Approximately 75% of the Lin-/CD11c+ cells were also positive for MHCII and could hence be categorized as matured cDCs (Figure 3B). However, almost 20% of the MHCII- cells were also CD11b+/CD103+, indicating that at least a part of Lin-/CD11c+/MHCII- are DCs in pre-mature state [15].

Discussion

After stroke, the immune system is challenged by a massive release of brain antigens that are ultimately present in T cell zones of cervical lymph nodes [8]. It is likely that subsets of the mononuclear phagocyte system enter the ischemic lesion, transport antigens to draining lymph nodes and orchestrate the induction of immunity and tolerance. To understand these processes, it is necessary to dissect subsets, and eventually time course and fate of DC after stroke.

The integrin CD11c is frequently used as bona fide marker to study DC biology, but CD11c expression is described on various leukocyte subsets including macrophages, granulocytes and NK cells [6]. In this study, almost one-third of F4/80+ macrophages in the ischemic hemisphere also expressed CD11c, possibly indicating an M1-like pro-inflammatory phenotype [11]. The exclusive use of CD11c is therefore not accurate to distinguish macrophages and DC during post-stroke inflammation. The same applies for MHCII that is increasingly expressed during DC maturation [15], but also by activated macrophages [6].

There is insufficient data on non-lymphoid tissue DC phenotypes under inflammatory conditions such as stroke, but DC in tissues with physiological continuous antigen exposure such as the lung or the gut may serve as a model. Murine lung and intestinal macrophages express high levels of F4/80 and varying levels of CD11c, whereas CD11c+ DC are predominantly F4/80- [14, 16, 17]. We therefore decided to apply a two-step gating strategy to first separate macrophages by F4/80 expression before differentiating monocytes by Lin-/F4/80-/CD11c-/CD11b+ and cDC by Lin-/F4/80-/CD11c+. This approach is limited by the fact that infiltrating Ly6Clow resident monocytes may also express CD11c [18] and could finally be false positively quantified as CD11b+/CD103- cDC. However, Co-staining with MHCII revealed that the majority of Lin-/CD11c+ cells are in fact mature DCs, whereas the remaining MHCII- population may comprise of both, Ly6low resident monocytes and Ly6Chigh monocytes that are differentiating and maturing towards DC [19].

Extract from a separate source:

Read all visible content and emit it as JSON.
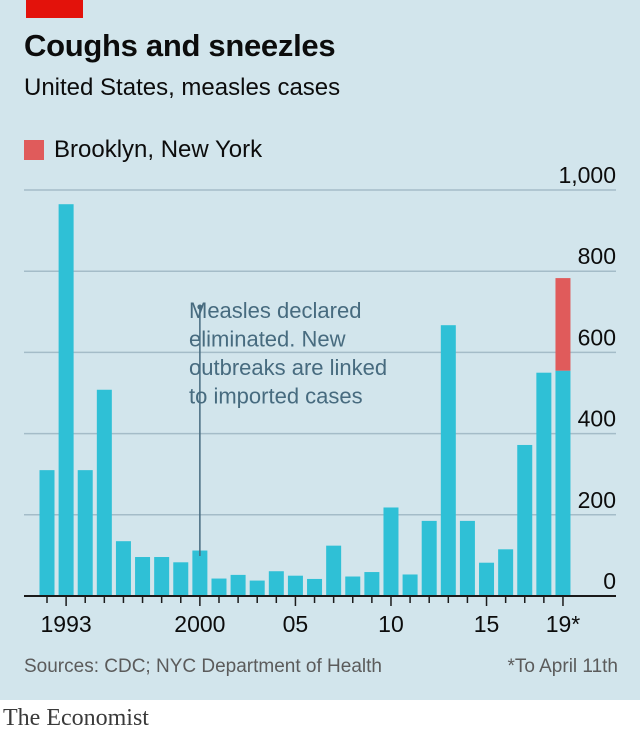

Six days after stroke, we found monocytes, macrophages, cDC and, at a lower level, pDC significantly increased in the ischemic hemisphere. The increase of cDC was primarily driven by CD11b+/CD103- cells which are derived from inflammatory monocytes and produce pro-inflammatory mediators such as IL-12, IL-23 and TNF in the inflamed colon [16]. By contrast, CD11b-/CD103+ cDC, that rather emerge from circulating DC precursors [20, 21] were barely altered in the ischemic hemisphere. Finally, we found a strong increase of CD11b+/CD103+ cDC in the ischemic hemisphere, a subpopulation that is scarcely present in naive brain tissue. These cells may resemble CD11b+/CD103+ cDC in the intestines that express high levels of CCR7, carry antigens toward draining lymph nodes and promote tolerance to ingested antigens [14]. After stroke, emigrating CD11b+/CD103+ cDC may play a pivotal role in the control of clinically relevant autoreactive immune responses to brain antigens [3].

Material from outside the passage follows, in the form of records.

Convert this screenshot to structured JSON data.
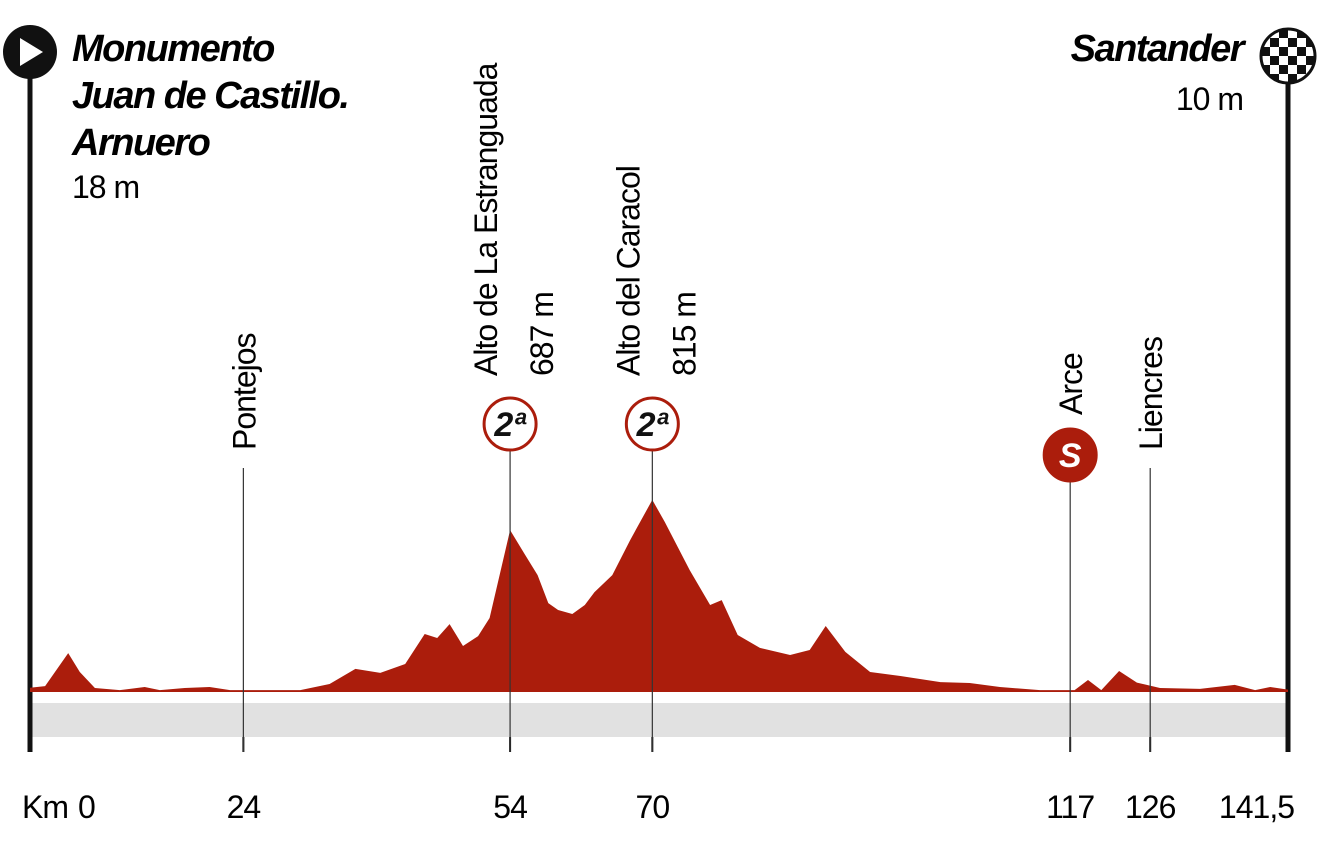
{
  "chart_data": {
    "type": "area",
    "color": "#ab1d0c",
    "start": {
      "name_lines": [
        "Monumento",
        "Juan de Castillo.",
        "Arnuero"
      ],
      "altitude": "18 m"
    },
    "finish": {
      "name": "Santander",
      "altitude": "10 m"
    },
    "x_label": "Km",
    "xlim": [
      0,
      141.5
    ],
    "xticks": [
      0,
      24,
      54,
      70,
      117,
      126,
      {
        "value": 141.5,
        "label": "141,5"
      }
    ],
    "ylim": [
      0,
      2800
    ],
    "x": [
      0,
      1.7,
      4.3,
      5.6,
      7.3,
      10.1,
      12.9,
      14.6,
      17.4,
      20.2,
      22.5,
      25.9,
      30.4,
      33.7,
      36.6,
      39.4,
      42.2,
      44.4,
      45.8,
      47.2,
      48.7,
      50.4,
      51.7,
      54,
      55.7,
      57.1,
      58.3,
      59.4,
      61,
      62.4,
      63.5,
      65.5,
      67.5,
      70,
      71.4,
      74.2,
      76.5,
      77.8,
      79.6,
      82.1,
      85.5,
      87.7,
      89.5,
      91.7,
      94.5,
      97.9,
      102.4,
      105.7,
      109.1,
      113.6,
      117.5,
      119,
      120.5,
      122.5,
      124.5,
      127.1,
      131.6,
      135.5,
      137.8,
      139.5,
      141.5
    ],
    "values": [
      18,
      25,
      165,
      85,
      17,
      8,
      21,
      8,
      17,
      21,
      8,
      8,
      8,
      34,
      98,
      81,
      119,
      246,
      229,
      288,
      195,
      237,
      314,
      687,
      581,
      496,
      377,
      348,
      331,
      369,
      424,
      496,
      644,
      815,
      721,
      517,
      369,
      390,
      242,
      187,
      157,
      178,
      280,
      170,
      85,
      68,
      42,
      38,
      21,
      8,
      8,
      51,
      8,
      89,
      40,
      17,
      13,
      30,
      8,
      21,
      10
    ],
    "waypoints": [
      {
        "name": "Pontejos",
        "km": 24
      },
      {
        "name": "Alto de La Estranguada",
        "altitude": "687 m",
        "km": 54,
        "badge": {
          "text": "2ª",
          "fill": "#ffffff"
        }
      },
      {
        "name": "Alto del Caracol",
        "altitude": "815 m",
        "km": 70,
        "badge": {
          "text": "2ª",
          "fill": "#ffffff"
        }
      },
      {
        "name": "Arce",
        "km": 117,
        "badge": {
          "text": "S",
          "fill": "#ab1d0c"
        }
      },
      {
        "name": "Liencres",
        "km": 126
      }
    ]
  }
}
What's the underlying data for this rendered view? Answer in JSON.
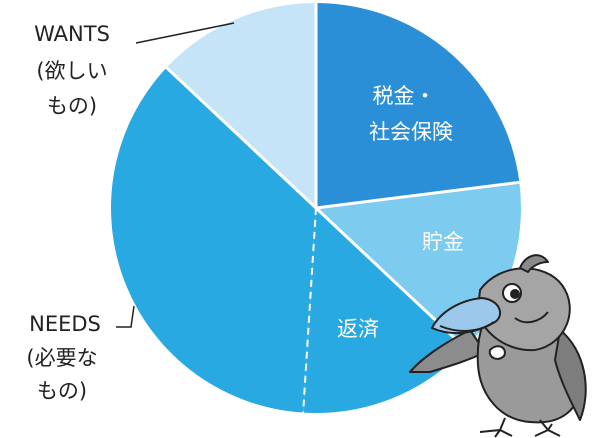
{
  "chart_data": {
    "type": "pie",
    "categories": [
      [
        "税金・",
        "社会保険"
      ],
      [
        "貯金"
      ],
      [
        "返済"
      ],
      [
        "NEEDS",
        "(必要な",
        "もの)"
      ],
      [
        "WANTS",
        "(欲しい",
        "もの)"
      ]
    ],
    "values": [
      23,
      14,
      14,
      36,
      13
    ],
    "colors": [
      "#2a8fd6",
      "#7ecbf0",
      "#29a9e1",
      "#29a9e1",
      "#c6e4f7"
    ]
  }
}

To our knowledge, this is the first report on dendritic cell subsets during post-stroke inflammation. Some overlap may exist for Ly6Clow resident monocytes and maturating MHCII- DC, but only the detection of determining transcription factors might help to overcome these uncertainties [22]. Finally, we could identify a CD11b+/CD103+ DC subset that is well-studied in the mucosal immunity and may also adopt important functions after stroke.